В сенях он у меня просто соскользнул с плеч и на автомате пополз к своей лавке, где на тот момент, как вы помните, спал Кнут Гамсунович. Мите это было фиолетово, но я успел вовремя развернуть его в противоположном направлении. Митя дважды пытался пробить головой стену, потом влезть на нее же спать, потом плюнул и засопел на соломе в углу.

Уф, теперь и я мог дотопать наверх, до своей старой кровати. Уснул, едва коснувшись головой подушки. Просто как будто бы провалился не только в Подземный мир, но ещё на пару уровней ниже. Довольно глубоко, короче. Снов практически не было, только уже под утро, буквально за полчаса до рассвета, я увидел мою Олёну.

Она была очень грустная и почему-то сидела в нашей московской «Шоколаднице», перед ней стоял остывший капучино с опавшей пенкой.
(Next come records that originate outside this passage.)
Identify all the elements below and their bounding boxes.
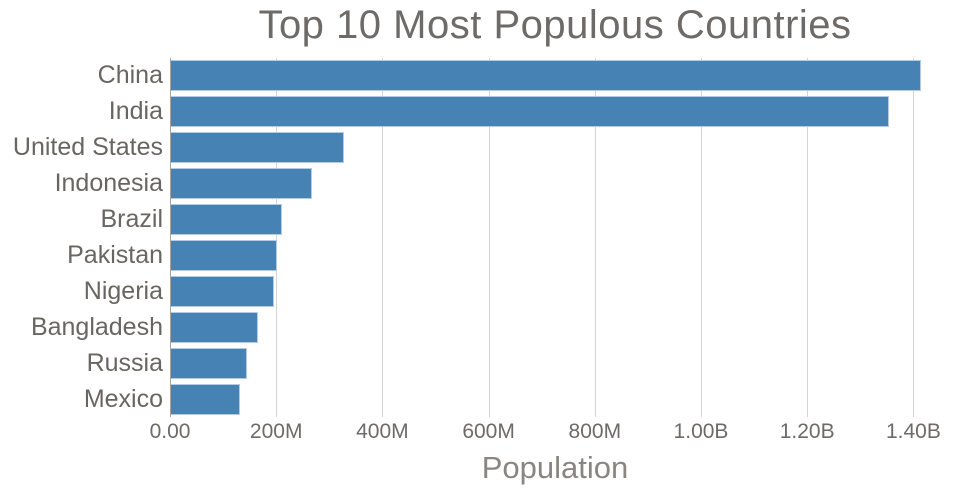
bar-pakistan (170, 239, 277, 271)
x-axis-tick-labels: 0.00 200M 400M 600M 800M 1.00B 1.20B 1.40B (150, 420, 941, 448)
x-tick-1.00b: 1.00B (673, 420, 729, 443)
bar-united-states (170, 132, 344, 164)
bar-mexico (170, 383, 240, 415)
bar-china (170, 60, 922, 92)
y-label-pakistan: Pakistan (67, 240, 163, 269)
y-label-indonesia: Indonesia (54, 169, 163, 198)
x-tick-1.40b: 1.40B (885, 420, 941, 443)
x-tick-200m: 200M (249, 420, 303, 443)
x-tick-600m: 600M (462, 420, 515, 443)
y-label-india: India (108, 97, 163, 126)
gridline-1.40b (913, 58, 915, 417)
gridline-800m (594, 58, 596, 417)
bar-india (170, 96, 889, 128)
x-tick-400m: 400M (356, 420, 409, 443)
bar-russia (170, 347, 247, 379)
bar-bangladesh (170, 311, 259, 343)
x-axis-title: Population (481, 450, 629, 485)
y-label-united-states: United States (12, 133, 163, 162)
gridline-1.20b (807, 58, 809, 417)
gridline-600m (488, 58, 490, 417)
y-label-china: China (97, 61, 163, 90)
y-axis-line (170, 58, 171, 417)
y-label-bangladesh: Bangladesh (30, 312, 163, 341)
x-tick-0.00: 0.00 (149, 420, 191, 443)
plot-area (170, 58, 940, 417)
y-axis-category-labels: China India United States Indonesia Brazil Pa… (0, 58, 163, 417)
gridline-1.00b (701, 58, 702, 417)
gridline-400m (382, 58, 384, 417)
gridline-200m (276, 58, 278, 417)
x-tick-1.20b: 1.20B (779, 420, 835, 443)
y-label-brazil: Brazil (100, 205, 163, 234)
y-label-nigeria: Nigeria (83, 276, 163, 305)
bar-indonesia (170, 168, 312, 200)
chart-title: Top 10 Most Populous Countries (258, 3, 852, 47)
y-label-russia: Russia (86, 348, 163, 377)
bar-nigeria (170, 275, 275, 307)
x-tick-800m: 800M (568, 420, 622, 443)
y-label-mexico: Mexico (83, 384, 163, 413)
bar-brazil (170, 204, 282, 235)
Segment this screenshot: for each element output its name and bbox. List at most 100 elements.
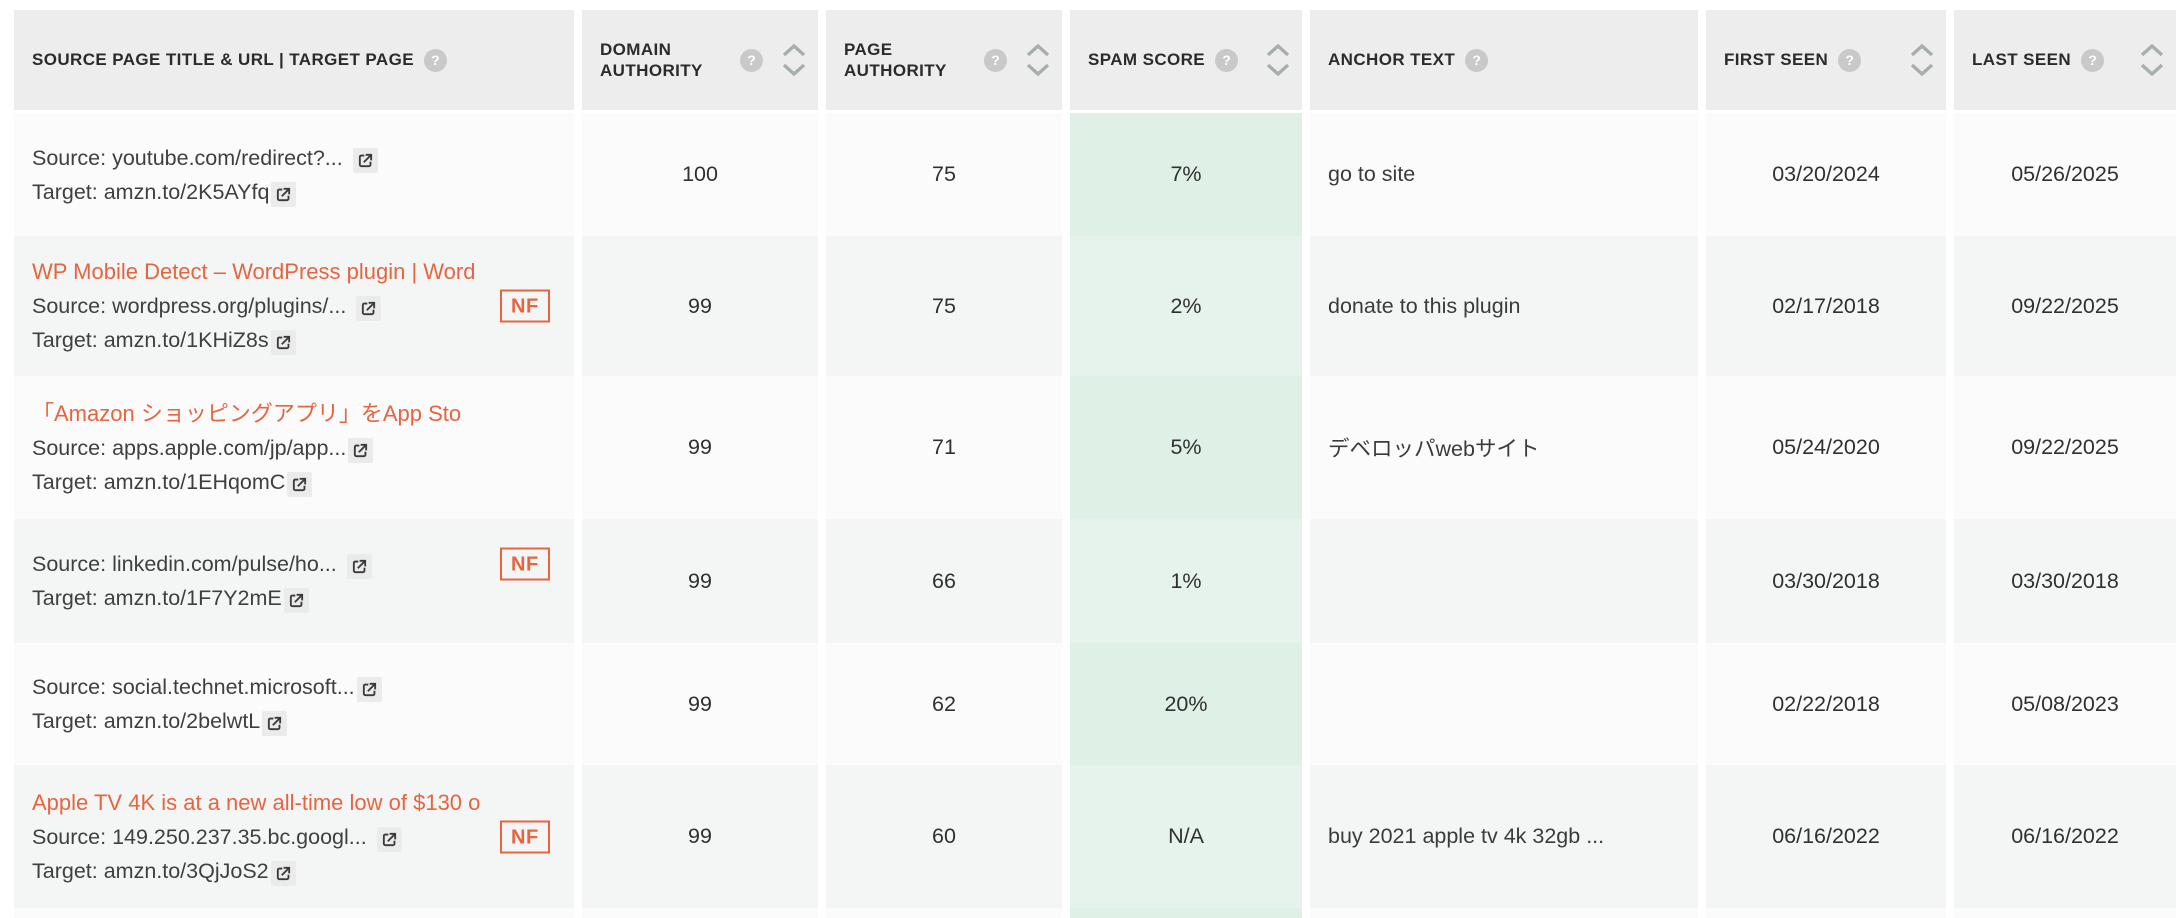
help-icon[interactable]: ? [1465,48,1489,72]
external-link-icon[interactable] [356,677,382,702]
external-link-icon[interactable] [356,296,382,321]
first-seen-cell: 03/20/2024 [1706,113,1946,236]
source-title-link[interactable]: 「Amazon ショッピングアプリ」をApp Sto [32,400,462,426]
first-seen-value: 03/20/2024 [1772,162,1880,186]
first-seen-cell: 02/22/2018 [1706,643,1946,765]
source-link[interactable]: Source: youtube.com/redirect?... [32,145,343,170]
page-authority-cell: 66 [826,519,1062,643]
sort-desc-icon[interactable] [1910,63,1934,77]
spam-score-cell [1070,908,1302,918]
col-header-first-seen[interactable]: First Seen ? [1706,10,1946,110]
source-cell: Source: social.technet.microsoft... Targ… [14,643,574,765]
source-link-line: Source: wordpress.org/plugins/... NF [32,289,574,323]
col-header-first-seen-label: First Seen [1724,50,1829,70]
sort-asc-icon[interactable] [1026,43,1050,57]
anchor-text-value: donate to this plugin [1328,293,1521,318]
domain-authority-cell: 99 [582,765,818,908]
spam-score-cell: 5% [1070,376,1302,519]
sort-desc-icon[interactable] [2140,63,2164,77]
domain-authority-cell [582,908,818,918]
help-icon[interactable]: ? [423,48,447,72]
last-seen-cell [1954,908,2176,918]
target-link-line: Target: amzn.to/3QjJoS2 [32,854,574,888]
target-link[interactable]: Target: amzn.to/2K5AYfq [32,179,270,204]
help-icon[interactable]: ? [740,48,763,72]
help-icon[interactable]: ? [1215,48,1239,72]
sort-asc-icon[interactable] [782,43,806,57]
sort-asc-icon[interactable] [1910,43,1934,57]
source-title-link[interactable]: WP Mobile Detect – WordPress plugin | Wo… [32,259,476,284]
help-icon[interactable]: ? [1838,48,1862,72]
page-authority-cell: 75 [826,236,1062,376]
help-icon[interactable]: ? [984,48,1007,72]
anchor-text-cell: go to site [1310,113,1698,236]
sort-desc-icon[interactable] [782,63,806,77]
col-header-last-seen[interactable]: Last Seen ? [1954,10,2176,110]
domain-authority-value: 99 [688,293,712,318]
nofollow-badge: NF [500,289,550,323]
col-header-domain-authority[interactable]: Domain Authority ? [582,10,818,110]
col-header-spam-score[interactable]: Spam Score ? [1070,10,1302,110]
external-link-icon[interactable] [348,437,374,463]
external-link-icon[interactable] [346,554,372,579]
domain-authority-cell: 100 [582,113,818,236]
page-authority-value: 75 [932,293,956,318]
last-seen-cell: 05/26/2025 [1954,113,2176,236]
first-seen-cell: 05/24/2020 [1706,376,1946,519]
nofollow-badge: NF [500,547,550,581]
table-row: Apple TV 4K is at a new all-time low of … [14,765,2184,908]
first-seen-value: 02/17/2018 [1772,293,1880,318]
spam-score-cell: 2% [1070,236,1302,376]
source-link[interactable]: Source: 149.250.237.35.bc.googl... [32,824,367,849]
external-link-icon[interactable] [270,860,296,886]
external-link-icon[interactable] [271,181,297,207]
sort-desc-icon[interactable] [1026,63,1050,77]
help-icon[interactable]: ? [2081,48,2105,72]
col-header-anchor-text: Anchor Text ? [1310,10,1698,110]
target-link[interactable]: Target: amzn.to/2belwtL [32,709,261,733]
external-link-icon[interactable] [287,471,313,497]
last-seen-cell: 09/22/2025 [1954,376,2176,519]
source-link[interactable]: Source: wordpress.org/plugins/... [32,294,347,318]
external-link-icon[interactable] [262,711,288,736]
spam-score-value: N/A [1168,824,1204,848]
domain-authority-cell: 99 [582,519,818,643]
first-seen-cell: 03/30/2018 [1706,519,1946,643]
target-link[interactable]: Target: amzn.to/1EHqomC [32,469,286,494]
target-link[interactable]: Target: amzn.to/1F7Y2mE [32,586,282,610]
col-header-source-page-label: Source Page Title & URL | Target Page [32,50,414,70]
col-header-page-authority[interactable]: Page Authority ? [826,10,1062,110]
source-link[interactable]: Source: linkedin.com/pulse/ho... [32,552,337,576]
domain-authority-value: 99 [688,824,712,848]
external-link-icon[interactable] [352,147,378,173]
source-title-link[interactable]: Apple TV 4K is at a new all-time low of … [32,789,481,815]
external-link-icon[interactable] [376,826,402,852]
target-link[interactable]: Target: amzn.to/1KHiZ8s [32,328,269,352]
spam-score-value: 7% [1170,162,1202,186]
first-seen-cell [1706,908,1946,918]
page-authority-cell [826,908,1062,918]
target-link[interactable]: Target: amzn.to/3QjJoS2 [32,858,269,883]
sort-asc-icon[interactable] [1266,43,1290,57]
table-row: Source: social.technet.microsoft... Targ… [14,643,2184,765]
domain-authority-value: 99 [688,691,712,716]
page-authority-cell: 62 [826,643,1062,765]
first-seen-value: 06/16/2022 [1772,824,1880,848]
source-link[interactable]: Source: social.technet.microsoft... [32,675,355,699]
sort-desc-icon[interactable] [1266,63,1290,77]
page-authority-value: 66 [932,568,956,593]
last-seen-value: 05/26/2025 [2011,162,2119,186]
sort-asc-icon[interactable] [2140,43,2164,57]
sort-control [782,43,806,77]
external-link-icon[interactable] [283,588,309,613]
source-cell: WP Mobile Detect – WordPress plugin | Wo… [14,236,574,376]
source-cell: Source: youtube.com/redirect?... Target:… [14,113,574,236]
source-link[interactable]: Source: apps.apple.com/jp/app... [32,435,347,460]
page-authority-value: 75 [932,162,956,186]
source-link-line: Source: social.technet.microsoft... [32,670,574,704]
external-link-icon[interactable] [270,330,296,355]
source-cell: 「Amazon ショッピングアプリ」をApp Sto Source: apps.… [14,376,574,519]
source-link-line: Source: youtube.com/redirect?... [32,141,574,175]
sort-control [2140,43,2164,77]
Я подошёл к ней, пытался обнять, заговорить, но она всё отстранялась от меня, всё смотрела на дверь, словно кого-то ждала, а я ей был абсолютно неинтересен. Всё становилось сложнее, запутанней, я окончательно перестал понимать, что к чему, когда в двери вошёл сам Леонардо Ди Каприо, бритый наголо, как баклажан, в спортивном костюме с лампасами, и моя жена вдруг бросила на него самый любящий взгляд. Я протянул руку, чтобы встать между ними, и в этот момент меня разбудил петух.

– Ку-каре-ку-у-у! – на совершенно истерической ноте проорал за окном пернатый ангел-хранитель.
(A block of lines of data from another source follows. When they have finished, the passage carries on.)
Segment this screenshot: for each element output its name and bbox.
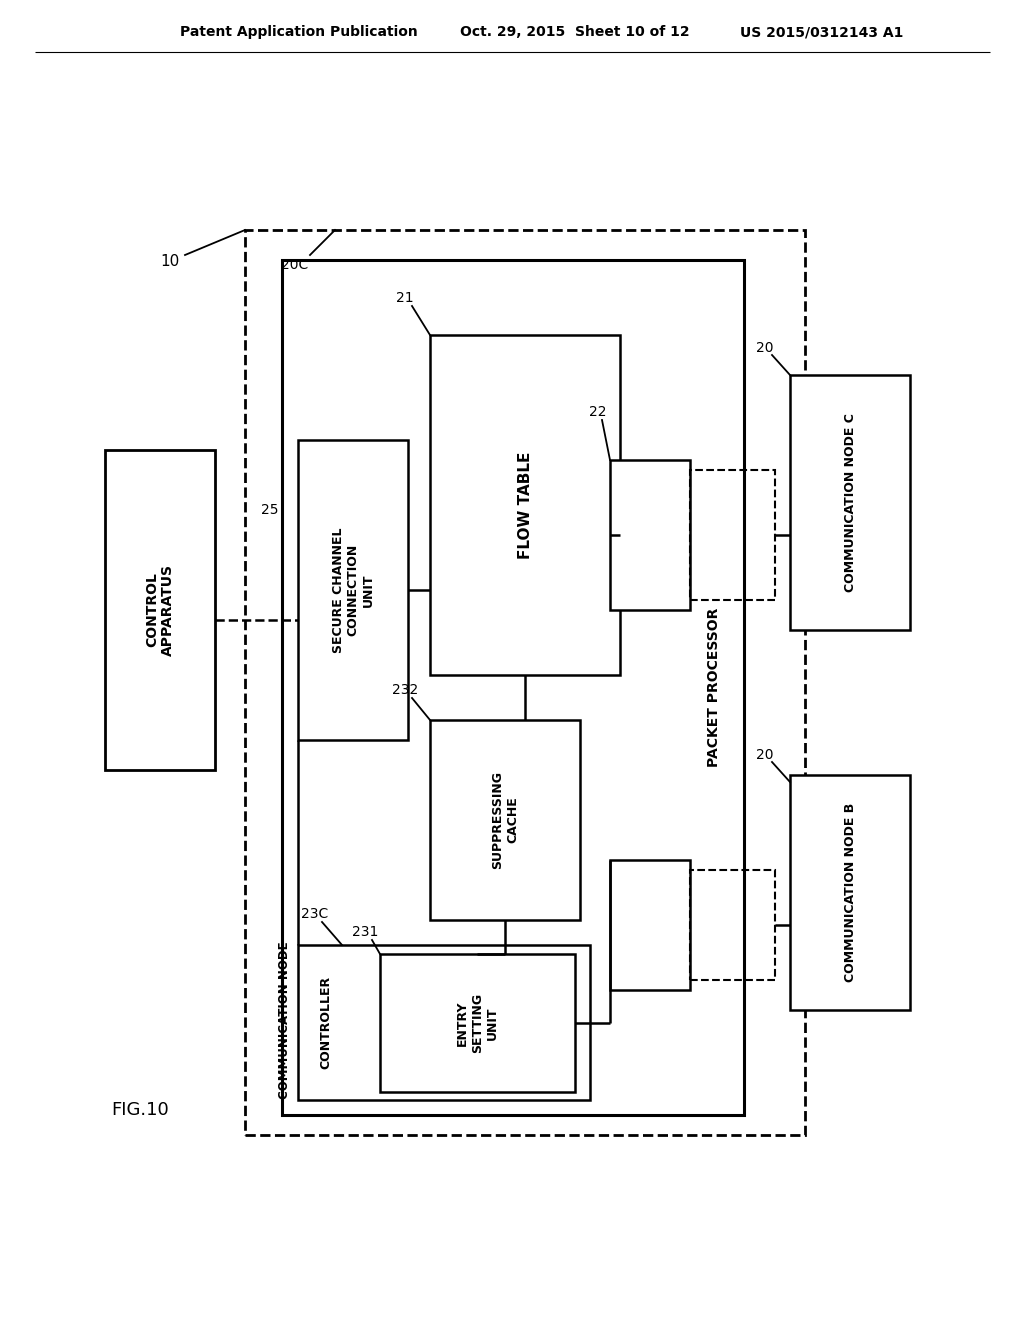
Text: 231: 231: [352, 925, 378, 939]
Text: COMMUNICATION NODE C: COMMUNICATION NODE C: [844, 413, 856, 591]
Bar: [610, 861, 690, 990]
Text: 21: 21: [396, 290, 414, 305]
Text: Oct. 29, 2015  Sheet 10 of 12: Oct. 29, 2015 Sheet 10 of 12: [460, 25, 689, 40]
Text: SUPPRESSING
CACHE: SUPPRESSING CACHE: [490, 771, 519, 869]
Bar: [380, 954, 575, 1092]
Bar: [282, 260, 744, 1115]
Text: 20: 20: [757, 748, 774, 762]
Text: 20: 20: [757, 341, 774, 355]
Text: CONTROLLER: CONTROLLER: [319, 975, 333, 1069]
Text: 20C: 20C: [282, 257, 308, 272]
Text: CONTROL
APPARATUS: CONTROL APPARATUS: [145, 564, 175, 656]
Text: COMMUNICATION NODE B: COMMUNICATION NODE B: [844, 803, 856, 982]
Text: ENTRY
SETTING
UNIT: ENTRY SETTING UNIT: [456, 993, 499, 1053]
Text: 22: 22: [589, 405, 607, 418]
Bar: [790, 775, 910, 1010]
Text: COMMUNICATION NODE: COMMUNICATION NODE: [279, 941, 292, 1098]
Bar: [690, 470, 775, 601]
Bar: [610, 459, 690, 610]
Text: PACKET PROCESSOR: PACKET PROCESSOR: [707, 607, 721, 767]
Bar: [245, 230, 805, 1135]
Bar: [430, 719, 580, 920]
Text: 10: 10: [161, 255, 179, 269]
Bar: [298, 945, 590, 1100]
Bar: [790, 375, 910, 630]
Text: 232: 232: [392, 682, 418, 697]
Text: 23C: 23C: [301, 907, 329, 921]
Text: Patent Application Publication: Patent Application Publication: [180, 25, 418, 40]
Text: FIG.10: FIG.10: [112, 1101, 169, 1119]
Bar: [105, 450, 215, 770]
Text: US 2015/0312143 A1: US 2015/0312143 A1: [740, 25, 903, 40]
Text: 25: 25: [261, 503, 279, 517]
Bar: [298, 440, 408, 741]
Text: SECURE CHANNEL
CONNECTION
UNIT: SECURE CHANNEL CONNECTION UNIT: [332, 527, 375, 653]
Text: FLOW TABLE: FLOW TABLE: [517, 451, 532, 558]
Bar: [690, 870, 775, 979]
Bar: [430, 335, 620, 675]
Я подскочил на кровати и, может быть, в первый раз в жизни был ему благодарен, а не хотел придушить. Петух надрывался изо всех сил, насколько ему позволяло лужёное горло и его личные понятия о социальной справедливости. Ну, в том смысле, что если петуху взбрело в голову орать в четыре утра, то ничто на свете этого не изменит. Ну, кроме кастрюли, наверное…

– Бабуль? – Я спустился вниз умытый и одетый к завтраку.

– Иду, иду, Никитушка! Вот ужо и кашка крупы гречневой поспела, оладьи с мёдом ждут. А самовар пыхтит, как медведь в берлоге, нас чаем напоить хочет!

– А остальные где? – поинтересовался я, садясь за стол.

– Посла немецкого я ещё до рассвета домой отправила. Нечего ему тут у нас торчать, мало ли чем за то бояре грозить станут, вдруг да у человека хорошего вся карьера коту под хвост пойдёт?

– А Митька?

– В сенях кашу уплетает, – фыркнула Яга. – Он же деревенский, до первых петухов вставать приучен, как бы поздно ни лёг.

Тоже верно. За общий стол нашего увальня бабка пускает редко. «Субординация» в её понимании вещь серьёзная, раз уж царь со своими конюхами за одной скатертью не обедает, так и сыскной воевода до одних щей с младшим сотрудником опускаться не должен.

– По-моему, Митя у нас уже сто лет как член семьи. Без него никогда ничего не происходит. Может, хватит его прессовать?

– Тю на тебя, Никитушка, непонятно чего бормочешь. Энто всё для его же блага! А ты вона не тяни, за ложку берись, дорога-то у нас впереди дальняя-а…

У меня разом пропал аппетит.

– Отправляемся на Стеклянную гору?

– И вот в кого ты такой догадливый, соколик, прям ума не приложу. Я ещё тебе и сказать ничего не успела, а ты уже сам всё знаешь, – всплеснула руками глава нашего экспертного отдела.

У меня появилось лёгкое подозрение, что она надо мной издевается, но глаза Бабы-яги были такими искренними. Я придвинул к себе тарелку и не стал спорить. Бабка, подперев голову руками, присела напротив. Свойственной многим женщинам малопонятной страстью смотреть, как мужчина ест, она не страдала, значит, просто хочет поговорить.

– Ешь, ешь, Никитушка, не отвлекайся. Я сама те всё расскажу. В путь-дорогу дальнюю нас избушка повезёт.